Artrya will now refine its study design and submission to incorporate the FDA’s feedback ahead of a planned filing by the end of the calendar year.
Co-founder and CEO John Konstantopoulos said the company will mirror the approach used for Salix Coronary Plaque, which secured FDA clearance in August, prioritising a clinical package and high-quality dossier to support an expedited review.
The Coronary Flow module is designed to extend Salix’s cloud-based, AI-enabled assessment of coronary artery disease into near real-time, point-of-care insights on flow, complementing plaque analysis to help clinicians diagnose and manage patients more accurately and efficiently.

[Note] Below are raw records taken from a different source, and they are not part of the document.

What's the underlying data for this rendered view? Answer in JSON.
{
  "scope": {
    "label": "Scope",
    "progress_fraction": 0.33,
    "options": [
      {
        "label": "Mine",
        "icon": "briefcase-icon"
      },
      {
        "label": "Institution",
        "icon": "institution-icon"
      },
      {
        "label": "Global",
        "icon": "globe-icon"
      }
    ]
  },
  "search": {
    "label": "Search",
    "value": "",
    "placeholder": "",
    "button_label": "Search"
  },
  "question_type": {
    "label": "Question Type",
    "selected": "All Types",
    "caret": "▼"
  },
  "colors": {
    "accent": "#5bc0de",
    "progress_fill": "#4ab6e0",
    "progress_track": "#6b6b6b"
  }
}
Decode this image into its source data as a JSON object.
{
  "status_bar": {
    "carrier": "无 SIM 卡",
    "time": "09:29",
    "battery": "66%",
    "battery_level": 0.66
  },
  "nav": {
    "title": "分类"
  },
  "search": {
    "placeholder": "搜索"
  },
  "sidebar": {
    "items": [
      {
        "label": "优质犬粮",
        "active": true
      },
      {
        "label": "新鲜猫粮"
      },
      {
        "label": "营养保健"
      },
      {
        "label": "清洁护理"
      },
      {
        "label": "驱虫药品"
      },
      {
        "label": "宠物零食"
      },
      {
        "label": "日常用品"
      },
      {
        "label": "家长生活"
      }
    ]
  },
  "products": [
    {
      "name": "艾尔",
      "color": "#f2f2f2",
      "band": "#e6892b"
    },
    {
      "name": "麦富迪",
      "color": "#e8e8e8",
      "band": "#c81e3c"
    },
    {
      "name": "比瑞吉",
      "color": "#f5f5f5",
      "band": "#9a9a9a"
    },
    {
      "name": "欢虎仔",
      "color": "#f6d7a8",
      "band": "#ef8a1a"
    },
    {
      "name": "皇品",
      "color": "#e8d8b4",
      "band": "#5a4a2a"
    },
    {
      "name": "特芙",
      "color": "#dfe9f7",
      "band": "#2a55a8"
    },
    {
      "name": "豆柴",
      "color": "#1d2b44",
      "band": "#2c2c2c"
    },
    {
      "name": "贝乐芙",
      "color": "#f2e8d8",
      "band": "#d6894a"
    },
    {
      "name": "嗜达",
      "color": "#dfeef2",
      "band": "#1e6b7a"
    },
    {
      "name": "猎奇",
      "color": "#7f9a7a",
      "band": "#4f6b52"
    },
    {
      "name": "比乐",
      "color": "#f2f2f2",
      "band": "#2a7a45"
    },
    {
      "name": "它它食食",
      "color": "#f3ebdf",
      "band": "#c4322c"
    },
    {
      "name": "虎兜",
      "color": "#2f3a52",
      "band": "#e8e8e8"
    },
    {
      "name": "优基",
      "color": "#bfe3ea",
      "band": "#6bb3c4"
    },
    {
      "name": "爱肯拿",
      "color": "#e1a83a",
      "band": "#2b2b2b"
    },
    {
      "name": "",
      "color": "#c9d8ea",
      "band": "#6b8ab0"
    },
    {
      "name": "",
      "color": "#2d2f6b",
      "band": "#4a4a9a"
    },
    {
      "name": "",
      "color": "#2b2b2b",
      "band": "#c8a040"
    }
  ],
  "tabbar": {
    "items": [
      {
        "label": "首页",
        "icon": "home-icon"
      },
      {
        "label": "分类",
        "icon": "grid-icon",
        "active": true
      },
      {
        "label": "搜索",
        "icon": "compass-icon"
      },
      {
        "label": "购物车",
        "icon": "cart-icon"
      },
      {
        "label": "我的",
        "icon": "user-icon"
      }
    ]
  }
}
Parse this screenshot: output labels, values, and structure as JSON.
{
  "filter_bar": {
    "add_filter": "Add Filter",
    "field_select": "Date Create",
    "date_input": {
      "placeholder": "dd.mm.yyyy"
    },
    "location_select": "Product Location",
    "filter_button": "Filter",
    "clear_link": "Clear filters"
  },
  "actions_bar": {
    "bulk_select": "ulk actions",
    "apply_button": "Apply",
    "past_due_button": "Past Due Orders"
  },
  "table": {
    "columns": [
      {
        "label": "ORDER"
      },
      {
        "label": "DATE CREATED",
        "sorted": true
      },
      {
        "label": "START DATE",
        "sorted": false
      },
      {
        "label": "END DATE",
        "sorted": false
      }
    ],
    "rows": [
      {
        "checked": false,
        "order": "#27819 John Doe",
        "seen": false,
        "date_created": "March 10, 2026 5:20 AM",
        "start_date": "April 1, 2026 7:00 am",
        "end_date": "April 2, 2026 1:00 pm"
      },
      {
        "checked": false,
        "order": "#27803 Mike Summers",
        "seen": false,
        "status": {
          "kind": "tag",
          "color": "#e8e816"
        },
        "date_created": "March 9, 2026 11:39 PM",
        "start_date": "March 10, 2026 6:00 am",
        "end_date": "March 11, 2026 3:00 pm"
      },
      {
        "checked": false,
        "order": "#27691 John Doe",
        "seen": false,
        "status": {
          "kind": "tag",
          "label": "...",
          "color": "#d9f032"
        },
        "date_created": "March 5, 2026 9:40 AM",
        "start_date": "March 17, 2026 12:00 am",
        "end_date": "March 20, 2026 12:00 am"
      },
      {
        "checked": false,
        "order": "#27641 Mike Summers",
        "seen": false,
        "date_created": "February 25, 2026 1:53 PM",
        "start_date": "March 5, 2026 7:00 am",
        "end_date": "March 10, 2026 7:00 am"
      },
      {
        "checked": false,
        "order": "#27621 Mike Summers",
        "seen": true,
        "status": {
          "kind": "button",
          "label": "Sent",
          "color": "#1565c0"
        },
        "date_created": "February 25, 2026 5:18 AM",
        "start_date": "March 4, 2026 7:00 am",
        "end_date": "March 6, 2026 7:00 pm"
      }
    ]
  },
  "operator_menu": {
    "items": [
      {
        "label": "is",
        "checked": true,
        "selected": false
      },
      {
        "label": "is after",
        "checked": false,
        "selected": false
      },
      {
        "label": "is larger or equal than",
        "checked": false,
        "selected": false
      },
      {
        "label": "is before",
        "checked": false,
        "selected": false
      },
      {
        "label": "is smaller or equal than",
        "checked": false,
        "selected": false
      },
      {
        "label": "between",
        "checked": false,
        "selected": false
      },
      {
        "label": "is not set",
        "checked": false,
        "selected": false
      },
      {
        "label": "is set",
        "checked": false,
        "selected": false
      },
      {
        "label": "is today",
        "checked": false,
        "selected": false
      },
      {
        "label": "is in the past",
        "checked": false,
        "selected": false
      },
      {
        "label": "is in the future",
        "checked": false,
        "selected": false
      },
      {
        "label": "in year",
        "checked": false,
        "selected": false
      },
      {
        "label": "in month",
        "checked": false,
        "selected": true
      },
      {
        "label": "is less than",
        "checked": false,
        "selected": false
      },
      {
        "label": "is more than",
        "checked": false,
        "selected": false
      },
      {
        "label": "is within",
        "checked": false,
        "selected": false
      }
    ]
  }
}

Q-Sub meetings are a standard part of US device development, enabling sponsors to test assumptions on intended use, validation requirements and submission structure before filing. For Artrya, the feedback anchors its regulatory plan and reduces execution risk as it advances Salix Coronary Flow toward the market. The company emphasised that the 510(k) package will be updated immediately to reflect the FDA’s recommendations, to maintain momentum from its recent U.S. clearance.